The entry for Oliphant was factually correct and covered most of the major points in the case. But it was also devoid of analysis and so absent of feeling about this destructive case that the essay felt flat. It did not quote the decision, nor did it provide any citations.
I felt the same way about the essay on the fate of the Lost Colonists. One possible explanation is this, the essay reads. Another explanation is that. A third explanation posits something different, and yet another says something else entirely. Each of the four explanation has been advanced by a scholar. Each of the explanation is plausible. What Chat GPT failed to do, however, was provide compelling analysis and argument. There is no stewing over difficult documents here, or wrestling with ambiguous evidence. When I make assignments, I do not ask students to come up with a list of likely explanations derived from secondary sources. If you are like me, you ask them to wade into the documents, to ask questions, and offer an explanation supported by primary sources. Good historians will quote those sources as they attempt to make their case successfully. We make arguments, not lists. We also expect students to cite fully and frequently. Chat GPT does none of these things.

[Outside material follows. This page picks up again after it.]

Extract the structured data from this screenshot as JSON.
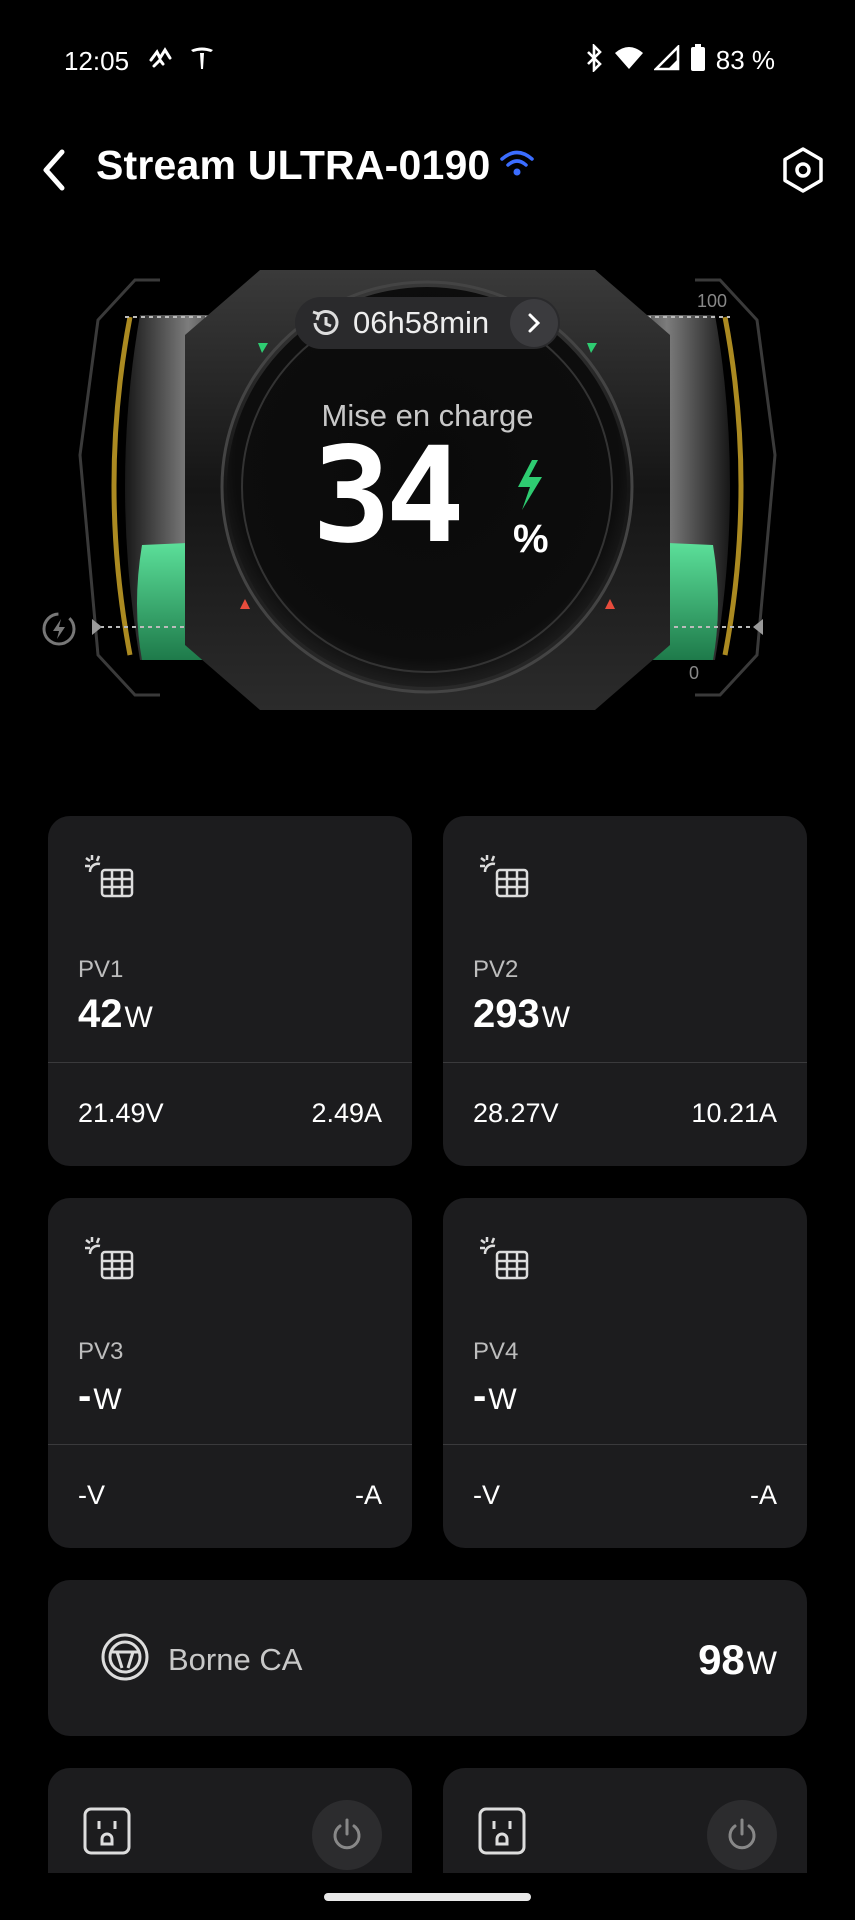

The essay on Canandaigua was surprisingly bad. Significant factual errors occurred. Redundant paragraphs made the same point over and over with slightly different wording. No quotes from primary sources, and no citations were present. A student using Chat GPT to write a historical research paper will be caught by all but the most inattentive instructor.
Perhaps I am too sanguine. Chat GPT, as I understand it, will learn and become more proficient. Perhaps students will use it as a crutch, as an outline generator, to which they will add bits and pieces of appropriate material to allow the papers they generate to look and sound like student work connected to a specific classroom context. There is nothing to stop a student from throwing in a couple of quotes from other readings to give the paper a veneer of having been researched. All of these things could happen. If you ask students to do work in stages, to submit outlines and drafts, I still expect that you will make it very difficult for students to use Chat GPT.
Look, I find what I teach very interesting. I like to share it with students. I am interested in all sorts of questions about the past. If I cannot inspire my students to take an interest in the subjects that I am teaching and that I have devoted much of my life to studying, or if I fail to convince them that it is important, that is my failure alone. I am failing as a teacher. Almost all students–and I truly believe this–want to learn. They want to be turned on by an idea. They want to benefit from the classes they take. Even the quietest student in class has something of value to say.
Please, teachers, do not look at your students as potential cheats who you must constantly surveil. Will some students attempt to cheat? Will some of them engage in plagiarism? Yes, I suppose some might, if you let them. Good teachers, who are interested in their students, who engage with them in the process of learning, and convince them of the importance of what they teach, have little to worry about.